In his filings, Matthews makes clear that he is seeking "pre-trial custody credit that was not applied/awarded at sentencing." (ECF No. 3.) Even if all his allegations are true, the Court cannot grant him this relief. Petitioner's original judgment states "[d]efendant shall be given credit for time served, if any, as determined/calculated by the United States Bureau of Prisons." United States v. Matthews, Case No. 11-cr-11 (E.D. Wis. Sept. 7, 2011), ECF No. 33. It is the Attorney General's responsibility, acting through the Bureau of Prisons (BOP), to make this calculation. See United States v. Walker, 917 F.3d 989, 993-94 (7th Cir. 2019) (citing United States v. Wilson, 503 U.S. 329, 334 (1992). If petitioner does not believe that the BOP correctly calculated his sentencing credit, he must seek relief through the BOP's administrative remedies found in 28 C.F.R. §§542.10-542.16. See Walker, 917 F.3d at 994. Until petitioner exhausts his administrative remedies, this Court does not have jurisdiction to review the computation of his sentencing credit. See United States v. McGee, 60 F.3d 1266, 1272 (7th Cir. 1995). After exhausting available administrative remedies, if the petitioner still does not believe he has received the correct amount of sentencing credit, he may be able to file a petition for habeas corpus under 28 U.S.C. §2241. Walker, 917 F.3d at 994.
However, even if the petitioner had exhausted his administrative remedies as required, the Court would still have to deny the motion as moot. Matthews believes his motion is not moot because, even though he is no longer imprisoned because of his federal sentence, he has yet to fulfill the three years of supervised release imposed by that sentence. (ECF No. 3.) Although an unfulfilled term of supervised release does satisfy the "custody" requirement of §2255, see Clarke v. United States, 703 F.3d 1098, 1101 (7th Cir. 2013), in petitioner's case, it does not preserve a "live case or controversy." See Zaetler v. United States, 9 F.3d 113 (7th Cir. 1993) (unpublished table decision) (citing North Carolina v. Rice, 404 U.S. 244, 248 (1971)).
Matthews has completed his federal term of imprisonment and was turned over to the State of Wisconsin. He is now serving a sentence imposed by the State and is scheduled to be released in 2042. (ECF No. 3.) He seeks approximately 245 days of sentencing credit. (ECF No. 1.) However, §2255 only allows this Court to "vacate, set aside or correct" his federal sentence.

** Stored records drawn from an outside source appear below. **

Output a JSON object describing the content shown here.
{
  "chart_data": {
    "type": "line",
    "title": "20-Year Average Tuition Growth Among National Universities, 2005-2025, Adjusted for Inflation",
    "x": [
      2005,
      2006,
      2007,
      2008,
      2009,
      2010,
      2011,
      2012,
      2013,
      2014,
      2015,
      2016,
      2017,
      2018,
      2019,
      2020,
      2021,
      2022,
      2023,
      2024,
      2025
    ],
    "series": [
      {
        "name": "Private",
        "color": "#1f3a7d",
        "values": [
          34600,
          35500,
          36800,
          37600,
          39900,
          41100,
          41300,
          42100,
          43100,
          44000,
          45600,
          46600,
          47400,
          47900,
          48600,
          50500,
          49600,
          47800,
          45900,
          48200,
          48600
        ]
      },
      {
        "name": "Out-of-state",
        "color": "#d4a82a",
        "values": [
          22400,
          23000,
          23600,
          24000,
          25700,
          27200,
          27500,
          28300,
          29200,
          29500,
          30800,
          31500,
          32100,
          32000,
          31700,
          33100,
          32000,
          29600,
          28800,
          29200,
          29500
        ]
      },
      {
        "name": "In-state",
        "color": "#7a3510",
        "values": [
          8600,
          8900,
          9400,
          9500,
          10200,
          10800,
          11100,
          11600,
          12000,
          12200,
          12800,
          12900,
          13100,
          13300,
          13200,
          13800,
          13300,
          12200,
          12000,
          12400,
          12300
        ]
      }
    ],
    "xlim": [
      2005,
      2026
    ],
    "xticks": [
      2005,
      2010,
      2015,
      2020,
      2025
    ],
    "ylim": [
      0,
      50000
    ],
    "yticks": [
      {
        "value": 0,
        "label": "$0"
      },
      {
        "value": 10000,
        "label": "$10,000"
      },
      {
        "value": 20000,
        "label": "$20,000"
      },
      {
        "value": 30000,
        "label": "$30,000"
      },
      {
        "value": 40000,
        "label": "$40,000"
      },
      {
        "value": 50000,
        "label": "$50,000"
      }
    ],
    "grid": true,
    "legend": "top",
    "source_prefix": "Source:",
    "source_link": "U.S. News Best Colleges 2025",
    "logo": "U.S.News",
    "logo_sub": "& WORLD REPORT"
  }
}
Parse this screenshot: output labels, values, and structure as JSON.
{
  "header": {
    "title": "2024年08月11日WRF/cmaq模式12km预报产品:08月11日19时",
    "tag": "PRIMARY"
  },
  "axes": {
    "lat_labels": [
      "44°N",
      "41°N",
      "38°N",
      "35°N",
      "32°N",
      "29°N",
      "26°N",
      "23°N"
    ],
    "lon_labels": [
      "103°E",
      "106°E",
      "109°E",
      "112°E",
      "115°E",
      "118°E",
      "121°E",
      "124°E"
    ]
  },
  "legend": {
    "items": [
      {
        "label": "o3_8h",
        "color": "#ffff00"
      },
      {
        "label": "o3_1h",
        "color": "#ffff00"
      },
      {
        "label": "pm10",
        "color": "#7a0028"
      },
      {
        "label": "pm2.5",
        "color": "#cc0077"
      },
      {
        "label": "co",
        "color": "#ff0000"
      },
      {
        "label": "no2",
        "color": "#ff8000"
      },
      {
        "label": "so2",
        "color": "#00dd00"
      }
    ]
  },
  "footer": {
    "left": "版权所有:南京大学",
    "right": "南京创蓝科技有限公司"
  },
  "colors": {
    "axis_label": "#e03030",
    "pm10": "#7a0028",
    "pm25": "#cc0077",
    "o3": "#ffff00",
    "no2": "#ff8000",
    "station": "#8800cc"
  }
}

Since sentencing credit cannot be applied to a sentence that has already been served, and sentencing credit cannot shorten a period of supervised release, see 18 U.S.C. §3624(e), the petitioner's request, even if granted, will have no effect on his sentence. Therefore, the motion must be denied as moot. Accordingly,
IT IS HEREBY ORDERED that petitioner's motion for relief under §2255, (ECF No. 1), is DENIED, and this case is DISMISSED. Additionally, pursuant to Rule 11(a) of the Rules Governing Section 2255 Proceedings, the Court will not issue a certificate of appealability because the petitioner has not "made a substantial showing of the denial of a constitutional right." 28 U.S.C. 2253.
Dated at Milwaukee, Wisconsin on January 11, 2021.